You do ... what? It's easy to think of the future lawyers, doctors, teachers, chief cooks, and bottlewashers you met at Kenyon.

Now meet a small sampling of alums whose time on the Hill led to careers off the beaten path.

Golf equipment research test specialist, Huntington Beach, California

Andy Heroy '04 spends more time with Bob than his girlfriend—not that there's anything wrong with that.

Bob is a robot and plays a pivotal role in Heroy's job as a research test specialist for Cleveland Golf, a leader in the wedge market.

An engineering marvel, Bob can mimic an endless array of golf swings. One of Heroy's tasks is to keep Bob happy (i.e., calibrated), so he doesn't misfire a ball into a laboratory wall.

Multilingual Rapper, Shanghai, China

Matthew Bloomfield '82didn't expect to become a rapper.

But he grew up with a mother who wrote and performed rhyming poems for every family occasion, and a father whose strong singing voice he inherited. While studying world music at the Naropa Institute and Mandarin at Cornell University, he came up with the idea of writing songs to order. Today he's the self-styled "Rapping Professor," based in Shanghai, writing and performing commissioned "gift raps" for private and corporate clients.

Lead Keeper for Lions & Chimps North Carolina Zoo, Asheboro, North Carolina

She's a keeper. No, really.

Sleeping lions, stress-free chimps, and a great conversation starter all come with Becky Kloepfer's job at the North Carolina Zoo.

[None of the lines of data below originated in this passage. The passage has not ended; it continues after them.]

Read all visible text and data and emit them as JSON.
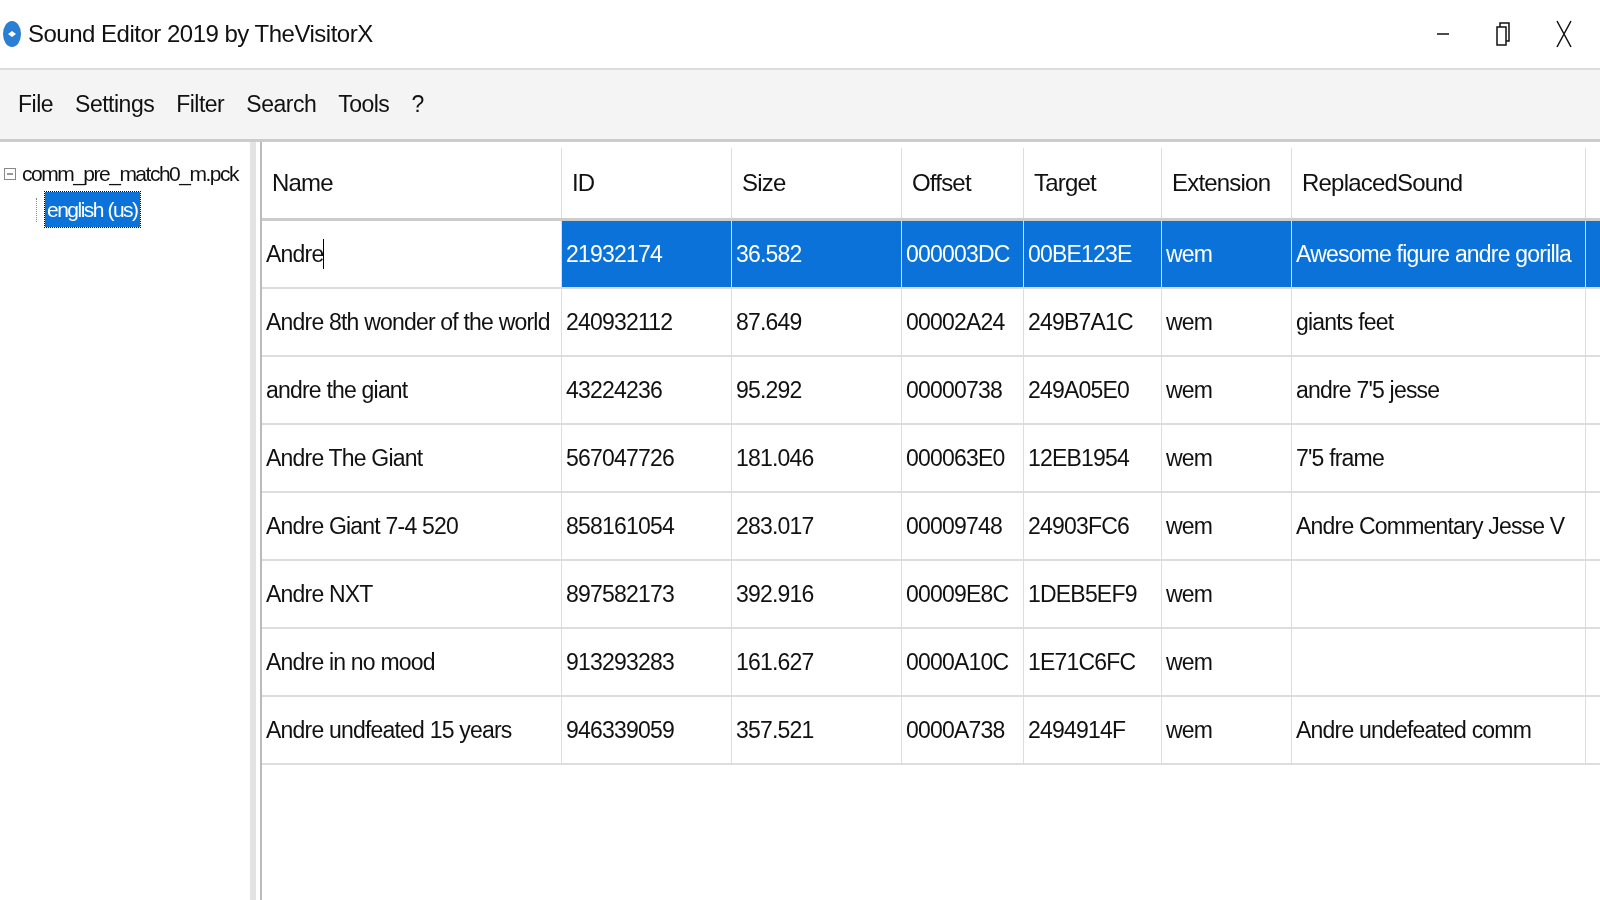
{
  "window": {
    "title": "Sound Editor 2019 by TheVisitorX"
  },
  "menu": [
    "File",
    "Settings",
    "Filter",
    "Search",
    "Tools",
    "?"
  ],
  "tree": [
    {
      "label": "comm_pre_match0_m.pck",
      "expanded": true,
      "selected": false,
      "children": [
        {
          "label": "english (us)",
          "selected": true
        }
      ]
    }
  ],
  "table": {
    "columns": [
      "Name",
      "ID",
      "Size",
      "Offset",
      "Target",
      "Extension",
      "ReplacedSound"
    ],
    "rows": [
      {
        "selected": true,
        "editing": true,
        "cells": [
          "Andre",
          "21932174",
          "36.582",
          "000003DC",
          "00BE123E",
          "wem",
          "Awesome figure andre gorilla"
        ]
      },
      {
        "selected": false,
        "editing": false,
        "cells": [
          "Andre 8th wonder of the world",
          "240932112",
          "87.649",
          "00002A24",
          "249B7A1C",
          "wem",
          "giants feet"
        ]
      },
      {
        "selected": false,
        "editing": false,
        "cells": [
          "andre the giant",
          "43224236",
          "95.292",
          "00000738",
          "249A05E0",
          "wem",
          "andre 7'5 jesse"
        ]
      },
      {
        "selected": false,
        "editing": false,
        "cells": [
          "Andre The Giant",
          "567047726",
          "181.046",
          "000063E0",
          "12EB1954",
          "wem",
          "7'5 frame"
        ]
      },
      {
        "selected": false,
        "editing": false,
        "cells": [
          "Andre Giant 7-4 520",
          "858161054",
          "283.017",
          "00009748",
          "24903FC6",
          "wem",
          "Andre Commentary Jesse V"
        ]
      },
      {
        "selected": false,
        "editing": false,
        "cells": [
          "Andre NXT",
          "897582173",
          "392.916",
          "00009E8C",
          "1DEB5EF9",
          "wem",
          ""
        ]
      },
      {
        "selected": false,
        "editing": false,
        "cells": [
          "Andre in no mood",
          "913293283",
          "161.627",
          "0000A10C",
          "1E71C6FC",
          "wem",
          ""
        ]
      },
      {
        "selected": false,
        "editing": false,
        "cells": [
          "Andre undfeated 15 years",
          "946339059",
          "357.521",
          "0000A738",
          "2494914F",
          "wem",
          "Andre undefeated comm"
        ]
      }
    ]
  }
}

"My job is a great conversation starter at parties," says Kloepfer '98. "Most people say ‘cool' when I tell them what I do, but it doesn't take long to see they have no clue what my job entails. Then they begin asking questions."

River guide, Mill Valley, California

In her five years on the job, Brooke Johnson '04 has dunked her clients into the water only once.

That's a pretty good track record for a river guide.

Steering a thirty-foot raft-and keeping it from tipping-is just one of the challenges Johnson faces as a guide for two rafting companies on rivers in California and Idaho. She has to juggle everything from cooking to building makeshift kitchens and bathrooms.

Cleated Footware Designer, Reebok International, Canton, Massachusetts

The shoes on the feet of scrambling National Football League quarterback Vince Young start in the hands of Mike Glancy '02.

The "avid sports guy" and former all-conference lacrosse midfielder specializes in the aesthetic design of shoes with cleats for baseball, football, lacrosse, soccer, and, now and then, cricket. Glancy turns a hand-drawn sketch into a three-dimensional image on a computer screen, based on input from athletes, the Reebok marketing crew, and engineers who fuss about anatomical correctness.

Flavorist, Greater Chicago, Illinois

Finding the Right Note

Only a handful of experts concoct the vast array of "taste sensations" on our supermarket shelves. One of them has a Kenyon degree.

For Rosanne Erdal '95, a typical assignment might come in the form of a spoonful of powder-mix for a strawberry-flavored drink.

Professional poker player, Las Vegas, Nevada

Jeffrey Burdsall M'64 plays a mixture of poker games and played stud poker almost every day for nine years, putting in as many as sixty hours a week.

He ignores table games and eschews sports betting. "I am a professional gambler. I get a thrill out of it. I've had a storybook life."